Development and test have a bidirectional relationship; development produces features and fixes for test to consume, but test also produces results that development consumes as work items and release approval steps. As a result, these metrics feed into DORA stats for both dev and test, though in different ways.

Deployment Frequency

On the test side, initial development and maintenance cost are going to impact this most. For manual testing, and less so for automated, runtime matters as well, but much less so.

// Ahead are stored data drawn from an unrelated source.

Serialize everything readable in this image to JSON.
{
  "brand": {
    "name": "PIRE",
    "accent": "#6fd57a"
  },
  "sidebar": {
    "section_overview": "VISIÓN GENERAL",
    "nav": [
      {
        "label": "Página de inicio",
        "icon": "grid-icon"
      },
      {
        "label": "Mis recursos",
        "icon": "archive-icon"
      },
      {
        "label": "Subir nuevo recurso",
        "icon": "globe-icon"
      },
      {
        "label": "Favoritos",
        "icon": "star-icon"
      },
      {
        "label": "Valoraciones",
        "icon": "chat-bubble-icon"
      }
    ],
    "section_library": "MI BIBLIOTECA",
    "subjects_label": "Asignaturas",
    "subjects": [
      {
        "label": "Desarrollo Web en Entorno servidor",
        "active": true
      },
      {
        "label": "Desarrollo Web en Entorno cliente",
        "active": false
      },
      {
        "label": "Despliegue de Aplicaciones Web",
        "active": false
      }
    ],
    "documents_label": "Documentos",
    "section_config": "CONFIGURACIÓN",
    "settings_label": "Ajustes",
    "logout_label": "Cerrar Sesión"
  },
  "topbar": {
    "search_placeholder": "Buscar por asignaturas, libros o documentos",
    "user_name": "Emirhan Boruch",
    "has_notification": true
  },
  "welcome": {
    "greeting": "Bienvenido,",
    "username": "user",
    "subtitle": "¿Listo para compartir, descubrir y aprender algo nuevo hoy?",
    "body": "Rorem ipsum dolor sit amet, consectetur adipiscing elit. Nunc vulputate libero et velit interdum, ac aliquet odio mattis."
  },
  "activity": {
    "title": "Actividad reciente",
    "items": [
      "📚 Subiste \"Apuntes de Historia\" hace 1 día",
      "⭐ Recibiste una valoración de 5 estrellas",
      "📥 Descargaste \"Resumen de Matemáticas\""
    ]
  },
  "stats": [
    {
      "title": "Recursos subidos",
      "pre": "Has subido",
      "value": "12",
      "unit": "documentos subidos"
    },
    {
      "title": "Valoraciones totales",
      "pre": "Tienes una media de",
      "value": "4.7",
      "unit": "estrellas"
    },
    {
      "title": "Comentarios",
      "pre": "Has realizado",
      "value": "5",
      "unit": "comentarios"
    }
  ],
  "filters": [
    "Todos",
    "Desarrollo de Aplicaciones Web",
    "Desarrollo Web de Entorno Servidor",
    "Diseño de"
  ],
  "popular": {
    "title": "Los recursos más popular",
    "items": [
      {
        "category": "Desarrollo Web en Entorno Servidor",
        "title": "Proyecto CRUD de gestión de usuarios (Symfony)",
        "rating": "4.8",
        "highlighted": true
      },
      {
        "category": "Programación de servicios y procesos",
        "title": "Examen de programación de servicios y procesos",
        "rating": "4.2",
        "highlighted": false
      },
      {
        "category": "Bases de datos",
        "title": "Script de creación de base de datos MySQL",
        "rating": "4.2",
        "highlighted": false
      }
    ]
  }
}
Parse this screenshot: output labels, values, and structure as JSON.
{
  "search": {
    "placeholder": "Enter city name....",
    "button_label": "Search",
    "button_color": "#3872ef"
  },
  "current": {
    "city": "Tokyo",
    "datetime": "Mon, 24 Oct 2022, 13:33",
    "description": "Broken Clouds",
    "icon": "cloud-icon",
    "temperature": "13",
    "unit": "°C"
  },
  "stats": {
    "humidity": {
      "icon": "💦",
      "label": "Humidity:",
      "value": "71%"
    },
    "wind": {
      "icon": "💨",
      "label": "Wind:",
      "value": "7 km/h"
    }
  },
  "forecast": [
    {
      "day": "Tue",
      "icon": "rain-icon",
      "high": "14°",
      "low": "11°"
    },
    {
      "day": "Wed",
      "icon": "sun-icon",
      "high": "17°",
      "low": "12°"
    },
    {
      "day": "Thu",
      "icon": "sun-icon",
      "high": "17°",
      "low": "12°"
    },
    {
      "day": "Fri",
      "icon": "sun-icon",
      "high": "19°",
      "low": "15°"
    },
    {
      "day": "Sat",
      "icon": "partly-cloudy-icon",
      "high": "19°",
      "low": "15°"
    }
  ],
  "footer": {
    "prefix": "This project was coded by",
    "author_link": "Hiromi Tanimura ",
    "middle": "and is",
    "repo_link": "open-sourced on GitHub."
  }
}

On the dev side, it’s reversed from test, in that test runtime is going to directly impact how quickly a build can move through environments. Isolation time is also going to have a fair bit of impact.

Change Lead Time

On the test side, the same metrics apply as for deployment frequency. Also delivery speed for development and product, but those things are out of scope for this post.

On the dev side, again, pretty much the same as deployment frequency. Test failure rate and time to fix is going to play in as well though.

Change Failure Rate

For test, in and out of service ratios are going to be the main aligning metrics. Uncaught issue rate and count also track test deficiencies.

For dev, product failure rate is basically this entire metric.

Service Restoration Time

With testing, time to fix is directly this.

Finally, in development, this will be impacted by fix and isolation time.

Conclusion

If some or all of these metrics are adopted, it’s possible to start having better informed discussions about testing than with the common metrics of test count and feature/code coverage. It’s possible to start talking about meaningful SLAs for test development and quality. Capacity planning and work prioritization start to move from vibes based to empirical. Basically, the ROI of the testing effort can be much more effectively measured and optimized.